For one short moment, immediately following the election of President Obama, the nation enjoyed a widespread unifying elation, a sense of pride and purpose that a nation born with slavery had sent a black man to the White House to represent us all. Even the many who didn't agree with his politics appreciated the remarkable milestone. Now we're suffering from an economic crisis that creates new animosities to challenge American solidarity.
It's no coincidence that the tea party movement took its name from rebellious colonists to encourage the nation back to unifying ideals. But life in this country is more complex than ever before -- the recession and a world economy weaken ties to pride of place. Appeals to "global humanity" are abstractions without content. Economic failures -- as well as individual successes -- divide and challenge the political system in new ways.
The natural divisions of competing local, county, state and national interests are increasingly riven with conflict over economic and social issues as well as foreign policy. We observe this at work when Republican presidential candidates try to appeal to different constituencies with competing interests. This makes it harder but no less crucial to unify the nation.

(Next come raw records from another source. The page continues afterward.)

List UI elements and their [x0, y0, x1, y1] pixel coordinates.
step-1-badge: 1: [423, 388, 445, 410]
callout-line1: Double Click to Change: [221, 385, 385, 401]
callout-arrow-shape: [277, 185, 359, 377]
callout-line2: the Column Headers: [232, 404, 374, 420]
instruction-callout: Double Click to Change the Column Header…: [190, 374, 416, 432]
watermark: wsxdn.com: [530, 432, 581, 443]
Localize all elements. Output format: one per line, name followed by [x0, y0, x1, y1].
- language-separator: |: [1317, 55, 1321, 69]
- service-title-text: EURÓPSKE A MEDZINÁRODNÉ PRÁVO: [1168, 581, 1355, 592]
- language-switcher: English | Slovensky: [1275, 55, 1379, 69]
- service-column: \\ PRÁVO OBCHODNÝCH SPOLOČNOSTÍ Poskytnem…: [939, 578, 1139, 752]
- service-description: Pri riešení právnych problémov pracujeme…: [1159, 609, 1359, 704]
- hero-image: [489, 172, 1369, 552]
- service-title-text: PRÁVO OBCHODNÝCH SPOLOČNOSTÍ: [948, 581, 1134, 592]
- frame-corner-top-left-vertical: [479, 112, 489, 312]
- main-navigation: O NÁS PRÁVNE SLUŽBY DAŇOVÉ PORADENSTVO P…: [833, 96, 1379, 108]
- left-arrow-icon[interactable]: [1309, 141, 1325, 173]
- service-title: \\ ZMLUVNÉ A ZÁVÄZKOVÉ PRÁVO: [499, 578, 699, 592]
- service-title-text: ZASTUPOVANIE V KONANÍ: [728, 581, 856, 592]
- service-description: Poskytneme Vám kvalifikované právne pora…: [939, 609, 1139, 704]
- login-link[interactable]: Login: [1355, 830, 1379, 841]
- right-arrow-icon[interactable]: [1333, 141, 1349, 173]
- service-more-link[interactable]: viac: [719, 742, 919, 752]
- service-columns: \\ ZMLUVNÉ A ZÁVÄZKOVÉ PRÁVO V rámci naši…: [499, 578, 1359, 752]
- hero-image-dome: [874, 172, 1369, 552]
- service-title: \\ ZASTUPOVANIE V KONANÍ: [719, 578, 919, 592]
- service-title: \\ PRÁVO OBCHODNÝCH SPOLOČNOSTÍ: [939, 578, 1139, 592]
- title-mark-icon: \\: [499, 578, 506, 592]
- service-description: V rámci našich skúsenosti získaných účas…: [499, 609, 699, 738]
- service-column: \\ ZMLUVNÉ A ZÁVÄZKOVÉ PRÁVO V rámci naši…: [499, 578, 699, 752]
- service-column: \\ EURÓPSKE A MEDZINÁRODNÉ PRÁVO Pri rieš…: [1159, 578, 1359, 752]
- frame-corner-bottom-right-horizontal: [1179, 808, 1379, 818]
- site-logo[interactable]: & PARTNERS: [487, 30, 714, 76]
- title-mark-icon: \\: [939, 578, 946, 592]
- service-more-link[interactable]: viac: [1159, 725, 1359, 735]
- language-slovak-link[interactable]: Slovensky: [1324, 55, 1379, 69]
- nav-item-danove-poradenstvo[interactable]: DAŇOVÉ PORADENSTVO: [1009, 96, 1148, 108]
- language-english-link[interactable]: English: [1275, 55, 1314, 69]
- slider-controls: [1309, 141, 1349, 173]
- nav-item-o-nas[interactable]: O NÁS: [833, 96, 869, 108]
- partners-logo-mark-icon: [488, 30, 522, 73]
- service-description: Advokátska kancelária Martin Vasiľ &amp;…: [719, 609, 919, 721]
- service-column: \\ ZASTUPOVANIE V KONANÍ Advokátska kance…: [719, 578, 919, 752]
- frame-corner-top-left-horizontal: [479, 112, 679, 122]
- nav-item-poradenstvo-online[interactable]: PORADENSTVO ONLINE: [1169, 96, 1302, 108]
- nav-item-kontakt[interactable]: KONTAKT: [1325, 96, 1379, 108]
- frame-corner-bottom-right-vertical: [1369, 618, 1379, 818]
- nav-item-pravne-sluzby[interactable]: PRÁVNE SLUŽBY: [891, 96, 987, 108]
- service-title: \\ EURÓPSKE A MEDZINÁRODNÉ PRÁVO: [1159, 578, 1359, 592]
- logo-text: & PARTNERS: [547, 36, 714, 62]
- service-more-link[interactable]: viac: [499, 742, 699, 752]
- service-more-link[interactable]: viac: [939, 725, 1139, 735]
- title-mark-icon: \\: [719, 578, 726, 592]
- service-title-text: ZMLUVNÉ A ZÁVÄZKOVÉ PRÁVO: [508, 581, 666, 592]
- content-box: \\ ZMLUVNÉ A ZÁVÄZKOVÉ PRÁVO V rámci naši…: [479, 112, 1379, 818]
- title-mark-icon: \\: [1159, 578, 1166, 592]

The editors of "What So Proudly We Hail" have gathered documents that run the table of political persuasions, addressing conservatives and liberals, Republicans and Democrats, North and South, East and West. This might not tell readers who to put in office next year, but it will help them decide what they want the chosen to do.
"Developing robust and committed American citizens is a matter of both heart and the head," write the editors. The stories they chose to tell are meant to be inspirational and intellectual, as they examine the profound truths as well as the flaws and vulnerabilities that unite us. These include works of poets and philosophers, soldiers and politicians that appeal to our "moral imaginations," from Mark Twain's folksy insights to Gen. George S. Patton's "eloquent obscenities" in a speech to his soldiers on the eve of battle in World War II.
Here are the soul-shaping words that remind us that appeals to patriotism -- love of country -- can't be limited to special occasions. They lead us to ask ourselves anew how a nation "so conceived and so dedicated can long endure."